The mana base is one of the things I am happiest about. Eye of Ugin makes a deck like this worse, don't play it. There are a healthy amount of lands that tap for green and colourless but mostly the green will be painful. As such you want a good amount of these but not all of them. Ash Barrens is better than the 4th pain land and I even found myself cycling it for Wastes! Kessig Wolf Run was one of the reasons I chose to build this deck as I rate it as one of the best colourless lands in cube. It is a very good top end win condition but usually comes at a more significant cost to a mana base. In this list the cost of running it is pretty negligible and that is great. Part of the reason I am looking to cut the Emrakul in my next build of this is because I think I can just ride the Wolf Run in those games where I need a super game ending card. Sylvan Scrying and other such things are common in green. With access to Eldrazi Temple they are ramp, Wastelands make them disruption and Wolf Run makes them a threat. With land tutors I think I would be very happy losing the extreme top end and relying on lands to push through that win for me. Primeval Titan into Wolf Run Inkmoth Nexus has been a game plan for many a deck in many a format and that would work in this list better than most. Do not underestimate the value of Wastes either, always run one and two is not a bad way to go. Being able to find them with things like Tribe Elder and Search for Tomorrow is a very big deal.
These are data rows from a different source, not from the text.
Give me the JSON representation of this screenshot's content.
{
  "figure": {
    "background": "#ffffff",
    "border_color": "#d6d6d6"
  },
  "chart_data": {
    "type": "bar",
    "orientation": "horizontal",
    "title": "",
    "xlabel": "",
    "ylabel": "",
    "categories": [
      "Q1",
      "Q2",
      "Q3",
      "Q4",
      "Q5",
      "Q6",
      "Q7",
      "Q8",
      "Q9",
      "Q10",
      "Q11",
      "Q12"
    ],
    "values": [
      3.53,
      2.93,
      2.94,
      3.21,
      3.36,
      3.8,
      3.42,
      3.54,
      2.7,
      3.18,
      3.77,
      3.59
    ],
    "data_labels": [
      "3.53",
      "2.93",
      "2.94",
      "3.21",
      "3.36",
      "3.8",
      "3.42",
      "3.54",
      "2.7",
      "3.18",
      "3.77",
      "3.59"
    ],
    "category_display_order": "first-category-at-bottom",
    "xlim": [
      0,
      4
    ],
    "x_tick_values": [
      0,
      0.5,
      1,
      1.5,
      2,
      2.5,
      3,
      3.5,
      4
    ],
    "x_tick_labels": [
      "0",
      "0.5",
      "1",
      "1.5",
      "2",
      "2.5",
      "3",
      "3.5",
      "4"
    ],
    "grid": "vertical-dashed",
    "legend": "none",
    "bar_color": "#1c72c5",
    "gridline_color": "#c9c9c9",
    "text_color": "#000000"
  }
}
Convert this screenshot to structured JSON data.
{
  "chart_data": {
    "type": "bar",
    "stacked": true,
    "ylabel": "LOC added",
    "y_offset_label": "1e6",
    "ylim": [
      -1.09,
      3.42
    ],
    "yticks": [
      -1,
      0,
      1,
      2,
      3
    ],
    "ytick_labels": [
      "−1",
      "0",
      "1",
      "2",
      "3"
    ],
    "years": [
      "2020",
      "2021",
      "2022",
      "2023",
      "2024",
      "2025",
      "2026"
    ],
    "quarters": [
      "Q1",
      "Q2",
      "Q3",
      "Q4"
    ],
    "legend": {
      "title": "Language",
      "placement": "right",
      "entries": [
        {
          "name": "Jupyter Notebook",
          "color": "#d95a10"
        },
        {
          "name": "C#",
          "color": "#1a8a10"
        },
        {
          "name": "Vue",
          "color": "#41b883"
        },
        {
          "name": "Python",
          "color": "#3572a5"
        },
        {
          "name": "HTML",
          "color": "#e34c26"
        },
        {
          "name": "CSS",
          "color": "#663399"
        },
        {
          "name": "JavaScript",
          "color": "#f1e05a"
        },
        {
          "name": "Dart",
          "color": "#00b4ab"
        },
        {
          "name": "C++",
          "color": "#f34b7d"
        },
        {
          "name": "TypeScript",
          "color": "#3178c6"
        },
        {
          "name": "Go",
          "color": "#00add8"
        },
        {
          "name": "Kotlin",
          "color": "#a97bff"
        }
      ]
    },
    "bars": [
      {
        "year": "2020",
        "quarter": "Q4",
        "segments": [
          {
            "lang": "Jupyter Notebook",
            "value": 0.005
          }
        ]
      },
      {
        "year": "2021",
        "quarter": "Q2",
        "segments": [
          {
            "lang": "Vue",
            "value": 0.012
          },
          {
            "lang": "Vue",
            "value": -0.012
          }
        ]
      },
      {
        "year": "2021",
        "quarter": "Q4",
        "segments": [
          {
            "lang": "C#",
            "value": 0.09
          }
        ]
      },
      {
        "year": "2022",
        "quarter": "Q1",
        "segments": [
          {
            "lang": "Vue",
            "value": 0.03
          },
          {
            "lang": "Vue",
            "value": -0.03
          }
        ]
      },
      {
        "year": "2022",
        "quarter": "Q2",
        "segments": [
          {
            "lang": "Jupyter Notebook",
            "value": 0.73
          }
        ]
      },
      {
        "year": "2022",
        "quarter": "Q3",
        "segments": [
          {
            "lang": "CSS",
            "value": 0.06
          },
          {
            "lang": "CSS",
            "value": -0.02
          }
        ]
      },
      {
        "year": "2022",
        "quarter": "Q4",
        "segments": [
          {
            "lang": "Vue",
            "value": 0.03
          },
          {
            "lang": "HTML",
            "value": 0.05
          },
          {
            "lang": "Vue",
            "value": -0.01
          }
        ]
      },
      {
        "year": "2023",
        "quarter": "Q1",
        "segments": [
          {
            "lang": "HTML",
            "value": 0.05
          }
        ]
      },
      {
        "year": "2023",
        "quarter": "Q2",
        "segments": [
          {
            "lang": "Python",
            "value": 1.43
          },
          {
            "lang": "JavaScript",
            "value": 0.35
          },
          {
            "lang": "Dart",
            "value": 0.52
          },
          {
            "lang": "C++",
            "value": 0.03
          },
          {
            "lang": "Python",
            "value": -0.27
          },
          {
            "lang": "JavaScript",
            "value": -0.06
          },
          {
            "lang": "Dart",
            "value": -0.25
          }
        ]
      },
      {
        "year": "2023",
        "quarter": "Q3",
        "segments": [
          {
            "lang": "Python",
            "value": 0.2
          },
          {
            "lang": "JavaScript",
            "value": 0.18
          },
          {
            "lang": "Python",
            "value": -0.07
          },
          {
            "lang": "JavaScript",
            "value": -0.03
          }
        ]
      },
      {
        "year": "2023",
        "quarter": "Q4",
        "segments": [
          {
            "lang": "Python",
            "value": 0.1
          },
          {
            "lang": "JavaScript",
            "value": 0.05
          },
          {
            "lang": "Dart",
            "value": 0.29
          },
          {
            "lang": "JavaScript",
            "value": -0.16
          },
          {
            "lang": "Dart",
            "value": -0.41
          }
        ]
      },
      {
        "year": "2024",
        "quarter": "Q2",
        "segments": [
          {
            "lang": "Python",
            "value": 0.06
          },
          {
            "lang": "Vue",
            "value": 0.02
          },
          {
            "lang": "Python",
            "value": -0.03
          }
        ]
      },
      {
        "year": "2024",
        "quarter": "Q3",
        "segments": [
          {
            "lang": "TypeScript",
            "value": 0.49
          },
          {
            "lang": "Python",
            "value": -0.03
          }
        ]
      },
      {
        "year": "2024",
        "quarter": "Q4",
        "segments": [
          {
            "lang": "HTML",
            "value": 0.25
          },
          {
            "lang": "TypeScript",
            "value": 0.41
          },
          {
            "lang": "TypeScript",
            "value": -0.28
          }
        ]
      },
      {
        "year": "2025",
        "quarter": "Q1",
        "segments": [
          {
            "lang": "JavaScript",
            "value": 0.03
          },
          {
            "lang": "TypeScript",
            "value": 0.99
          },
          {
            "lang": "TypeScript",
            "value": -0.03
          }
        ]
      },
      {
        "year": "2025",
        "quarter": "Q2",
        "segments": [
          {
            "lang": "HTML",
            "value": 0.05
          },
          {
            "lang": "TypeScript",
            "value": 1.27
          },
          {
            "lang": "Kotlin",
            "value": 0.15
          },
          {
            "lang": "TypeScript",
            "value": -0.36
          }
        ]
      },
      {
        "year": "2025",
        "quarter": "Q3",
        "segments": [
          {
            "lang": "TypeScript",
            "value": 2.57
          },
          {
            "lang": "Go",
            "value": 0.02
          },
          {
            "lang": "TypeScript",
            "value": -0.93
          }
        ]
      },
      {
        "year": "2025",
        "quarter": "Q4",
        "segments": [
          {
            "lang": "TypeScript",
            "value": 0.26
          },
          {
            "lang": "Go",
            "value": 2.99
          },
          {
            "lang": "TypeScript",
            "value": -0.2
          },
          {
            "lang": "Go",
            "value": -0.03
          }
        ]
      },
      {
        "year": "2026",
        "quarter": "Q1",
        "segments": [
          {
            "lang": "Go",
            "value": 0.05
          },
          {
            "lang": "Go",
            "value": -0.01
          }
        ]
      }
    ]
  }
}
To play with this deck felt like it was part Zoo and part green ramp. Sometimes it would just curve out with brutally all round powerful cards that it would just steamroll through any opposition. Other times it would casually ramp up to huge bomb cards while controlling what was going on. It has most of the strengths of a green ramp deck without any of the weaknesses. I didn't feel like I just needed to scoop if they made a pinger or indeed one of many hard to handle dorks with effects and abilities. I didn't feel weak to counterspells and mass removal. I felt like I had a healthy degree of options and interaction allowing me to properly play magic rather than just playing things out as the deck gives them to me. It wasn't just that this deck was seemingly very powerful that I was so drawn to it, it had far more to do with having a solid rounded feel, reduced weak spots and a greatly increased range and depth of options. The only real downside of it is that it might be a little too reliant on narrow cards to be a good inclusion in a drafting cube. I presently have most of these cards in my drafting cube and have had this kind of deck made a couple of times which is promising. It is far more than most of my "exotic" decks get in the limited formats. This is generic enough in its use of cards to be a viable deck for limited cubing and a powerful enough one for constructed cubing.